Make dilutions of the calibration plasma in veronal buffer to give a range of fibrinogen concentrations (1 in 5, 1 in 10, 1 in 20 and 1 in 40). Part (0.2 ml) of each dilution is warmed to 37 °C, 0.1 ml of thrombin solution is added and the clotting time is measured. Each test should be performed in duplicate. Plot the clotting time in seconds against the fibrinogen concentration in g/l on log/log graph paper. The 1 in 10 concentration is considered to be 100% and there should be a straight line connection between clotting times of 5 and 50 s. Make a 1 in 10 dilution of each patient’s sample and clot 0.2 ml of the dilution with 0.1 ml of thrombin.

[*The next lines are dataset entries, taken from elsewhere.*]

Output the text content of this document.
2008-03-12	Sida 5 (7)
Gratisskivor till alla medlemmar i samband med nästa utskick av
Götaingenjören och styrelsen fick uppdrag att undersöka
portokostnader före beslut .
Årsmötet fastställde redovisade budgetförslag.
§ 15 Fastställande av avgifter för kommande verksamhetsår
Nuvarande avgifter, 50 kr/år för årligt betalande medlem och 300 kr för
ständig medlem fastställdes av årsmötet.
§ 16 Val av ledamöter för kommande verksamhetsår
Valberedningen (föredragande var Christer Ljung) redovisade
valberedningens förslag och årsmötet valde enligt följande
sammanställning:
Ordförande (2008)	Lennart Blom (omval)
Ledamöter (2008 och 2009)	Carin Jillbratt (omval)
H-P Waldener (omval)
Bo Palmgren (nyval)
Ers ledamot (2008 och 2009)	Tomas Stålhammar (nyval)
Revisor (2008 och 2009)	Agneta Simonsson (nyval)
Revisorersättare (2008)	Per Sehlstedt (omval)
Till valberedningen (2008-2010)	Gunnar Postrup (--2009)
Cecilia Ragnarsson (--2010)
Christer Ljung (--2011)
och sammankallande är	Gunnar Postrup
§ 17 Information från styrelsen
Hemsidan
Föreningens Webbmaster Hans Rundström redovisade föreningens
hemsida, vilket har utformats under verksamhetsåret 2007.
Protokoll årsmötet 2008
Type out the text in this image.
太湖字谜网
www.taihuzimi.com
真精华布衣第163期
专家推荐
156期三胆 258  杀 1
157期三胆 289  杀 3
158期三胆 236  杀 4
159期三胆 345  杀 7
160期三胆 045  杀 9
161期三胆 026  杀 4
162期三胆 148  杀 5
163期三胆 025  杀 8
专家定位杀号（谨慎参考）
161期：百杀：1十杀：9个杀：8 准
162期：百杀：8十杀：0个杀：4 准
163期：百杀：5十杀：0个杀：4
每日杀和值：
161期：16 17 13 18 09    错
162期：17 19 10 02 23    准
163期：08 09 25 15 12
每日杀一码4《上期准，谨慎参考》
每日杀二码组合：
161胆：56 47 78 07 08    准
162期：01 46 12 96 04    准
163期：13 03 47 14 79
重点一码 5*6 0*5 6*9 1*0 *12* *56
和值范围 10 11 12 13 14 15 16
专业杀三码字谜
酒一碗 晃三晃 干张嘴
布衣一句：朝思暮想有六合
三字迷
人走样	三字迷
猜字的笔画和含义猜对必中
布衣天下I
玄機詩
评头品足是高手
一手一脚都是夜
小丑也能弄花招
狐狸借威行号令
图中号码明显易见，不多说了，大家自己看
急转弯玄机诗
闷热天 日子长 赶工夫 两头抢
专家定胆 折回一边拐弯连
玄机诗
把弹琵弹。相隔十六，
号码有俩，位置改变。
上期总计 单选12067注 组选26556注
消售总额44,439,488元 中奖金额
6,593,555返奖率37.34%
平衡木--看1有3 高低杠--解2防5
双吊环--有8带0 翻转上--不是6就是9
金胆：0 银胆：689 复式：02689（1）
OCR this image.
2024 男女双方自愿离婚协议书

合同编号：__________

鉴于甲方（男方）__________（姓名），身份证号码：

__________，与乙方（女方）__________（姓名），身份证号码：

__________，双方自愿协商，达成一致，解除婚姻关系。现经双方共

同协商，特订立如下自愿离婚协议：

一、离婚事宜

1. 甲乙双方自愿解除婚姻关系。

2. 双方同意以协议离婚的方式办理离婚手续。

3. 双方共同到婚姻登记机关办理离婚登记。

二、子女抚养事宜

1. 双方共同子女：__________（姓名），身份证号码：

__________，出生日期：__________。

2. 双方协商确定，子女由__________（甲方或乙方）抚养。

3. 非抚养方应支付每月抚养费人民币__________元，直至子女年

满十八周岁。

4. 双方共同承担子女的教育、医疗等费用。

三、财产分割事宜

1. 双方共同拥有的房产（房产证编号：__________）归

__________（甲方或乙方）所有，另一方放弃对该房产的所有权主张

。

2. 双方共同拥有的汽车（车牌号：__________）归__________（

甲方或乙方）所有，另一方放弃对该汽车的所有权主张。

The fibrinogen level can be read directly off the graph if the clotting time is between 5 and 50 s. However, outside this time range a different assay dilution and arithmetical correction of the result will be required (i.e. if the fibrinogen level is low and a 1 in 5 dilution is required, divide answer by 2; for a 1 in 20 dilution multiply answer by 2).

The clot formed in this method may be ‘wispy’ as a result of the plasma being diluted and end-point detection may be easier with optical or mechanical automated equipment. These have been assessed with available substrates and give reasonably consistent results. The high concentration of thrombin used raises the risk of carry over into subsequent tests.

Normal range

The normal range is approximately 1.8 to 3.6 g/l.

Interpretation

The Clauss fibrinogen assay is usually low in inherited dysfibrinogenaemia but is insensitive to heparin unless the level is very high (> 0.8 u/ml). High levels of FDPs (> 190 μg/ml), may also interfere with the assay. Because the chronometric Clauss assay is a functional assay it will generally give a relevant indication of fibrinogen function in plasma. When an inherited disorder of fibrinogen is suspected, a physicochemical estimation should be obtained (e.g. clot weight estimate of fibrinogen or total clottable fibrinogen or an immunological assay; see page 392). If a dysfibrinogenaemia is present, it will reveal a discrepancy between the (functional) Clauss assay and the physical amount of fibrinogen present.